Women’s Health Advocate Designs Reusable Menstrual Pads to Help Keep Girls in School
Meet Daily Point of Light Award honoree Ellie von Wellshiem. Read her story and nominate an outstanding volunteer, family or organization as a Point of Light.
Courtesy: Ellie von Wellsheim
Students at the St. Kizito School, located near Wakiso, Uganda, receiving MoonCatcher kits.
At least once a month, Ellie von Wellsheim presides over sewing bees where she guides the hands of volunteers as they sew pieces of brightly colored fabric into reusable menstrual pads. The pads are destined for girls in Uganda, Malawi, and a host of other developing countries that lack the money and access to purchase feminine hygiene products.
“To put it simply, we try to keep girls in school,” said Ellie, who is the founder of The MoonCatcher Project. “When it first came to my attention that there were girls dropping out of school because they had no way of dealing with menstruation, I was shocked.”
According to Femme International, “In East Africa, menstruation is one of the biggest reasons why adolescent girls miss school. Poor menstrual management is also the leading cause of reproductive tract infections in women globally.”
“Life is really hard if you can’t take care of this most basic thing that happens to women,” Ellie said. “And, we really want these girls to end up being in control – and be confident and be comfortable.”
Courtesy: Ellie von Wellsheim
Ellie (right) pictured with two women who run sewing guilds that produce reusable MoonCatcher pads in Uganda.
Ellie started The MoonCatcher Project after hearing a friend, Denise Stasik, speak about a humanitarian trip to Zimbabwe. While there she met women using bark, banana leaves, old clothes and newspapers to manage their periods. Some even dug a hole in the ground and sat on it for a week because disposable sanitary products were inaccessible and cost prohibitive.
In response, Denise put together a prototype for a reusable pad that she shared with Ellie, who quickly picked apart the design. As the daughter of a dress manufacturer, Ellie learned how to sew garments from an early age and once worked as a patternmaker. She knew she could devise something better with a little help from her then college-aged daughter.
“I’d make the pattern and she’d wear it, and she’d come in and say, ‘No, no. It’s leaking here, it’s bunching here.’” Ellie said with a chuckle. “I’m fond of saying … we brought mother-daughter bonding to a whole new level!”

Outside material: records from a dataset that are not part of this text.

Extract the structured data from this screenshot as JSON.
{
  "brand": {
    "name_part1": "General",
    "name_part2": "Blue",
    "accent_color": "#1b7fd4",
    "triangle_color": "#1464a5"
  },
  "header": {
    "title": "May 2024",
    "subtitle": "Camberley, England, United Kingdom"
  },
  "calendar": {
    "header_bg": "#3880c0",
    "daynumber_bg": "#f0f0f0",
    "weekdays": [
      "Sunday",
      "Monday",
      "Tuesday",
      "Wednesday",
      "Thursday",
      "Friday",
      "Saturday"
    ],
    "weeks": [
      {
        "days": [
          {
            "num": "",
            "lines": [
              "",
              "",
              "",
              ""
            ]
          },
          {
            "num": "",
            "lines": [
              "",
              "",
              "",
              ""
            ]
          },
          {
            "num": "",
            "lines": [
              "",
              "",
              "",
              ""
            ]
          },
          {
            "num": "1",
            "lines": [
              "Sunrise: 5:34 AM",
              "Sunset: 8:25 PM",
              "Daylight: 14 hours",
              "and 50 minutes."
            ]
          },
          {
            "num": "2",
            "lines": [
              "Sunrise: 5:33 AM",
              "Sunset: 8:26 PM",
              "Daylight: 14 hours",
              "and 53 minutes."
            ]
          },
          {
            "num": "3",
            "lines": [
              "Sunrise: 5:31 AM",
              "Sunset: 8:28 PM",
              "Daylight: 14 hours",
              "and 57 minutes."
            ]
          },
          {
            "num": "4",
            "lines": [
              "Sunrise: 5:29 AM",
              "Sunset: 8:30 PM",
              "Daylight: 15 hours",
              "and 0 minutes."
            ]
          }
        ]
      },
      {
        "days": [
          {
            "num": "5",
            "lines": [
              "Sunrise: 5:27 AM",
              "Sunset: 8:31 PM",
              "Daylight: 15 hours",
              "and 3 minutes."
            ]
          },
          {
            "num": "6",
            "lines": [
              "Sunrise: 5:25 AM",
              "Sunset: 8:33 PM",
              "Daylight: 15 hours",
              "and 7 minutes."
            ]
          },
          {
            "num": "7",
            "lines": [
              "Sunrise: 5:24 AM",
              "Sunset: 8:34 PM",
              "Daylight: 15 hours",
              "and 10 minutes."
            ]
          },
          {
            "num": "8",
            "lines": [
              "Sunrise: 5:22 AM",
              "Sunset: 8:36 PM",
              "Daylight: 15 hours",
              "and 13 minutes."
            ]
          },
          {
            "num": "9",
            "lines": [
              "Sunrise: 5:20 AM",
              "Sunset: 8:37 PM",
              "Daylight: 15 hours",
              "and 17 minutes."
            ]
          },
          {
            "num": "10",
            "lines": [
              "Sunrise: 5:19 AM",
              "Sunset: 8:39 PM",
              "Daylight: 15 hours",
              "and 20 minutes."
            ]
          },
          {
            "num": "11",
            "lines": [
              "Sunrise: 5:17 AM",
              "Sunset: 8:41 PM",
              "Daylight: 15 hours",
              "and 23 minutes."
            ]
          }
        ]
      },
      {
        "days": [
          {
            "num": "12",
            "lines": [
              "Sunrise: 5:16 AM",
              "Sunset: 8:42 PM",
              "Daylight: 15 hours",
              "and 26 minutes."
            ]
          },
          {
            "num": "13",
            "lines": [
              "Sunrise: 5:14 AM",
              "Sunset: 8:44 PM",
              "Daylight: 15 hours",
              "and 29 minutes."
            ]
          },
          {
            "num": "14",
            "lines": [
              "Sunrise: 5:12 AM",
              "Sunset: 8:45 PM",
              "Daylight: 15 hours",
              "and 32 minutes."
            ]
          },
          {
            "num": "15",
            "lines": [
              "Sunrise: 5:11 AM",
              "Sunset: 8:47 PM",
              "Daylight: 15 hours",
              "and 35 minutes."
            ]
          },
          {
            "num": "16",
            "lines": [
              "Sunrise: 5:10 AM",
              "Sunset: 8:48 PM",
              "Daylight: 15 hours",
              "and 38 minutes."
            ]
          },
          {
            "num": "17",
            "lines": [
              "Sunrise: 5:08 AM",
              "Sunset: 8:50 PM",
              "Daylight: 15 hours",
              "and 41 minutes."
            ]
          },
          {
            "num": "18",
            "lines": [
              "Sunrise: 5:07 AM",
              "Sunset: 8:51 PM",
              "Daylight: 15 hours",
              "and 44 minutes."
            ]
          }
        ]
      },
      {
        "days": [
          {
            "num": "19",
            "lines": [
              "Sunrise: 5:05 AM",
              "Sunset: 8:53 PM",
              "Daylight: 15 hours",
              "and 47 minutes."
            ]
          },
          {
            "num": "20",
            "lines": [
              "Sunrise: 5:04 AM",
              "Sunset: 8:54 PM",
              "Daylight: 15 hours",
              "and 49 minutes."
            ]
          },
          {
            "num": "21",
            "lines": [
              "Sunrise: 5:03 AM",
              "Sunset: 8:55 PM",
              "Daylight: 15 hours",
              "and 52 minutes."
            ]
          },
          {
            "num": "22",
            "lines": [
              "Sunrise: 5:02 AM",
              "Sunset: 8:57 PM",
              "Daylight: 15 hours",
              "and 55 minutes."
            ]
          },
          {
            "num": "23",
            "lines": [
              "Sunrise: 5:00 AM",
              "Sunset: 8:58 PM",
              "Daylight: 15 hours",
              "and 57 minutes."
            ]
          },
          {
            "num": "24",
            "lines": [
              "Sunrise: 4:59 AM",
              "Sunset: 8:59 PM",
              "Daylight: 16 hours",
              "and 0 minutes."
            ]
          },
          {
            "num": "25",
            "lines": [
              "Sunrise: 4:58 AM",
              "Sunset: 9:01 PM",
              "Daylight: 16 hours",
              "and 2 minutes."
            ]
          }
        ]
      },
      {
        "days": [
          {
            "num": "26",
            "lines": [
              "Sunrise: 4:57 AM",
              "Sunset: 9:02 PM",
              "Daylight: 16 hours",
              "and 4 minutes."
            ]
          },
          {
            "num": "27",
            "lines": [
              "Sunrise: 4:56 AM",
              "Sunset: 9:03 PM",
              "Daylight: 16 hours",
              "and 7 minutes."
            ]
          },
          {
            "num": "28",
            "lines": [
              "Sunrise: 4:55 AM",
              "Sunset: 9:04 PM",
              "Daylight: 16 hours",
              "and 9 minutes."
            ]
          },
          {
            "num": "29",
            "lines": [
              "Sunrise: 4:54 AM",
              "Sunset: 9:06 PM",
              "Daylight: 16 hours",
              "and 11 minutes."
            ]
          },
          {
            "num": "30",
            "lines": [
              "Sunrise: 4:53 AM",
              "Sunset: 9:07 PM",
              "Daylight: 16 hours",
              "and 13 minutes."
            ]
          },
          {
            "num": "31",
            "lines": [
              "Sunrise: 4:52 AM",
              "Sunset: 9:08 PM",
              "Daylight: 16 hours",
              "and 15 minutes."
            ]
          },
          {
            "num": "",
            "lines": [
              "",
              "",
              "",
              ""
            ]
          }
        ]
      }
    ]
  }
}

Once she perfected the MoonCatcher pad, the Schenectady, New York, resident recruited friends and associates to help out at monthly sewing bees. Sewing bees and knitting circles were popular in early American history as a way for women to socialize while joining forces to complete a common task – like making a quilt or completing other needle art projects. These monthly gatherings eventually became known as “moon bees.”
“It’s very hard to say no to Ellie because she’s so fabulous,” said Ginger Ertz, who was one of the first volunteers and is now a member of The MoonCatcher Project’s board. “She probably has the strongest social conscious and social justice principles of anybody you could ever imagine.”
Courtesy: Ellie von Wellshem
Volunteers cut and measure fabric at a moon bee in Schenectady, New York.